Sure, I’m a Chicago Businesses (ala Crain’s), I’m even a Chicago Technology Businesses (ala ITA). But most accurately, I’m a Chicago Technology Internet Start-up Business (ala Chicago Beta).
This is one of those principles that applies well beyond just events. Take a new web application. The more narrowly you focus on a particular customer segment, the better you can solve the problems of those customers. You can have default inputs that are more relevant, iterate the product more quickly because you’re supporting less features, talk with a greater number of target customers to understand their needs.
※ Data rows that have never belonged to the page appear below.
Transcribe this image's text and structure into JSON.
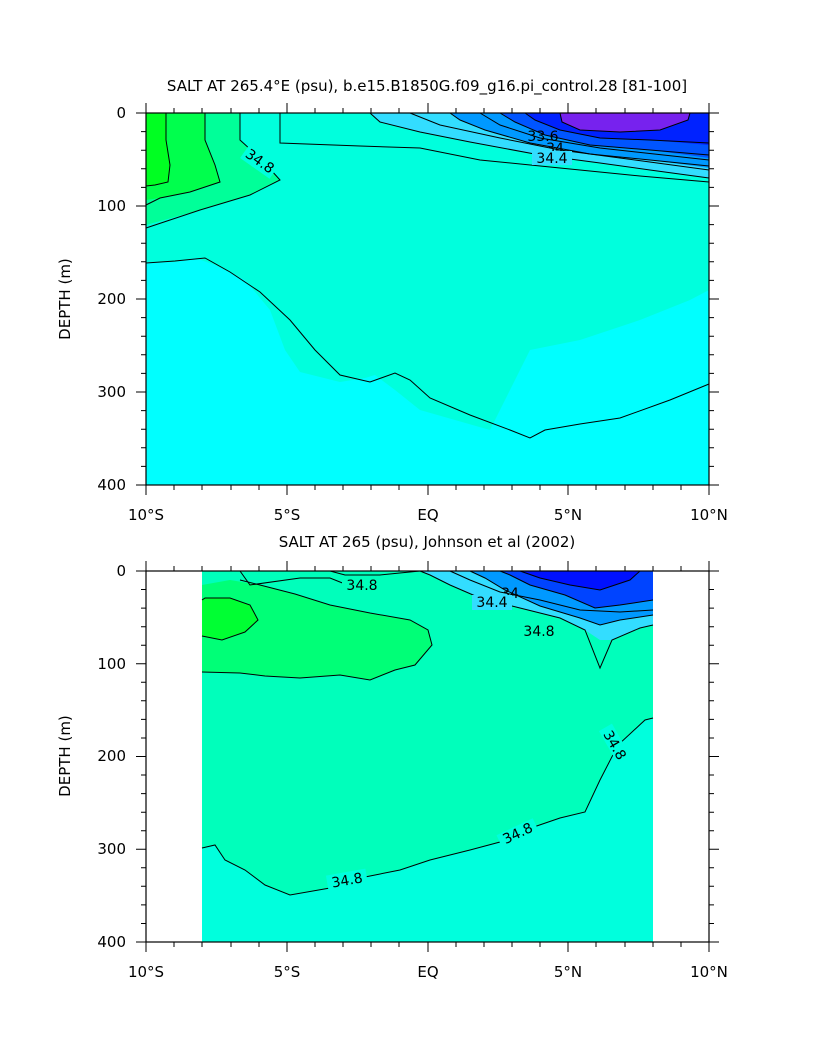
{
  "chart_data": [
    {
      "type": "contour",
      "title": "SALT AT 265.4°E (psu), b.e15.B1850G.f09_g16.pi_control.28 [81-100]",
      "xlabel": "",
      "ylabel": "DEPTH (m)",
      "x_range": [
        -10,
        10
      ],
      "y_range": [
        0,
        400
      ],
      "x_tick_labels": [
        "10°S",
        "5°S",
        "EQ",
        "5°N",
        "10°N"
      ],
      "x_tick_values": [
        -10,
        -5,
        0,
        5,
        10
      ],
      "y_tick_labels": [
        "0",
        "100",
        "200",
        "300",
        "400"
      ],
      "y_tick_values": [
        0,
        100,
        200,
        300,
        400
      ],
      "contour_labels": [
        "34.8",
        "33.6",
        "34",
        "34.4"
      ],
      "colors": {
        "background": "#00ffff",
        "mid": "#00ffdd",
        "light_green": "#00ff99",
        "green": "#00ff4d",
        "bright_green": "#00ff22",
        "cyan_light": "#33ddff",
        "blue_light": "#0099ff",
        "blue": "#0055ff",
        "blue_dark": "#0022ff",
        "purple": "#7722ee"
      }
    },
    {
      "type": "contour",
      "title": "SALT AT 265 (psu), Johnson et al (2002)",
      "xlabel": "",
      "ylabel": "DEPTH (m)",
      "x_range": [
        -10,
        10
      ],
      "y_range": [
        0,
        400
      ],
      "data_x_range": [
        -8,
        8
      ],
      "x_tick_labels": [
        "10°S",
        "5°S",
        "EQ",
        "5°N",
        "10°N"
      ],
      "x_tick_values": [
        -10,
        -5,
        0,
        5,
        10
      ],
      "y_tick_labels": [
        "0",
        "100",
        "200",
        "300",
        "400"
      ],
      "y_tick_values": [
        0,
        100,
        200,
        300,
        400
      ],
      "contour_labels": [
        "34.8",
        "34",
        "34.4",
        "34.8",
        "34.8",
        "34.8",
        "34.8"
      ],
      "colors": {
        "background": "#00ffdd",
        "mid": "#00ffbb",
        "green": "#00ff77",
        "bright_green": "#00ff33",
        "cyan_light": "#33ddff",
        "blue_light": "#0099ff",
        "blue": "#0044ff",
        "blue_dark": "#0011ff"
      }
    }
  ]
}
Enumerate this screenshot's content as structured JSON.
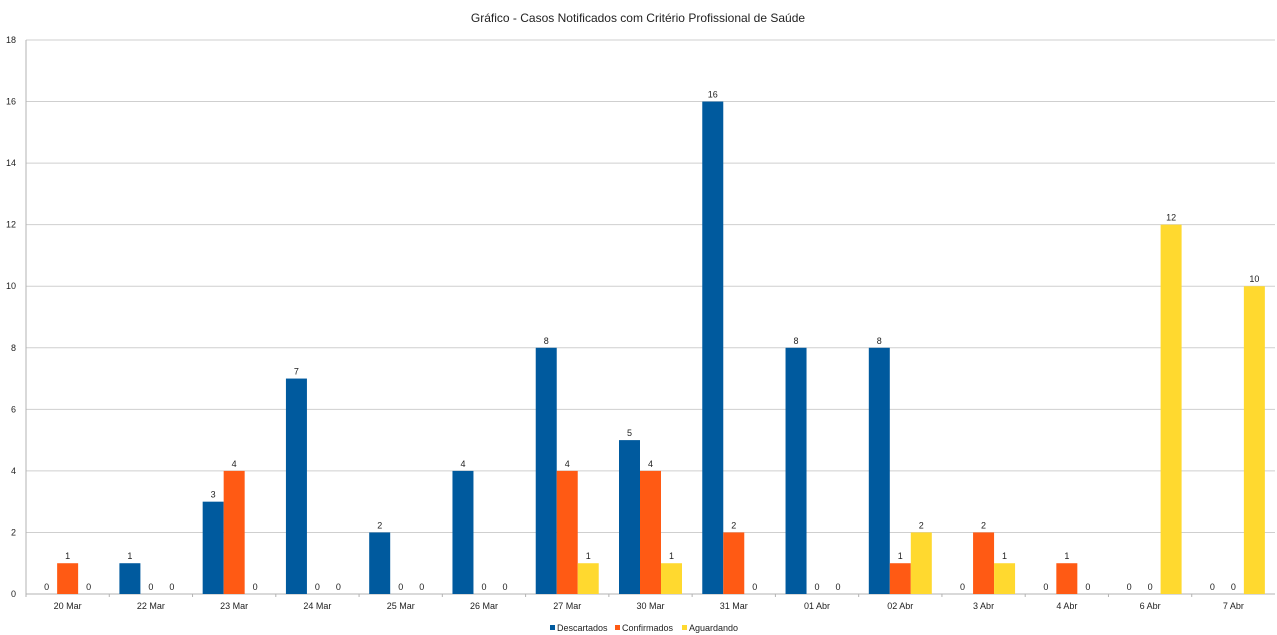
{
  "chart_data": {
    "type": "bar",
    "title": "Gráfico - Casos Notificados com Critério Profissional de Saúde",
    "xlabel": "",
    "ylabel": "",
    "ylim": [
      0,
      18
    ],
    "ystep": 2,
    "yticks": [
      "0",
      "2",
      "4",
      "6",
      "8",
      "10",
      "12",
      "14",
      "16",
      "18"
    ],
    "grid": true,
    "legend_position": "bottom",
    "categories": [
      "20 Mar",
      "22 Mar",
      "23 Mar",
      "24 Mar",
      "25 Mar",
      "26 Mar",
      "27 Mar",
      "30 Mar",
      "31 Mar",
      "01 Abr",
      "02 Abr",
      "3 Abr",
      "4 Abr",
      "6 Abr",
      "7 Abr"
    ],
    "series": [
      {
        "name": "Descartados",
        "color": "#005a9e",
        "values": [
          0,
          1,
          3,
          7,
          2,
          4,
          8,
          5,
          16,
          8,
          8,
          0,
          0,
          0,
          0
        ]
      },
      {
        "name": "Confirmados",
        "color": "#ff5a14",
        "values": [
          1,
          0,
          4,
          0,
          0,
          0,
          4,
          4,
          2,
          0,
          1,
          2,
          1,
          0,
          0
        ]
      },
      {
        "name": "Aguardando",
        "color": "#ffd92f",
        "values": [
          0,
          0,
          0,
          0,
          0,
          0,
          1,
          1,
          0,
          0,
          2,
          1,
          0,
          12,
          10
        ]
      }
    ]
  }
}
In business, focusing is a virtue, being “all inclusive” is a vice.
Keith Schacht|
May 9th, 2007

just heard about a start-up who launched an add-on for SalesForce a couple months ago. They were excited about the prospect because SalesForce has 30,000+ customers, and they need just 1% of those customers purchase the plug-in (or some similar small percentage)! …so far they’ve had a dozen or two download it.
Be wary of the
Chinese Math fallacy. A friend of mine sent me this article a year ago. But ever since understanding it, I’m amazed how many times I hear versions of this from entrepreneurs.
The fallacy is this:
Just because the percentage of people you need from a larger pool is a very small percentage, that does not necessarily make them easier to acquire. Just because there are a billion people in China and you only need 0.00005% of them to buy your product, that’s still 500 people. In fact, it may actually be easier to acquire 500 customers out of a pool of 1000 than a pool of 1 billion. At least then you can identify exactly the 500 people you are trying to reach. Any way you slice it, 500 people is still 500 people.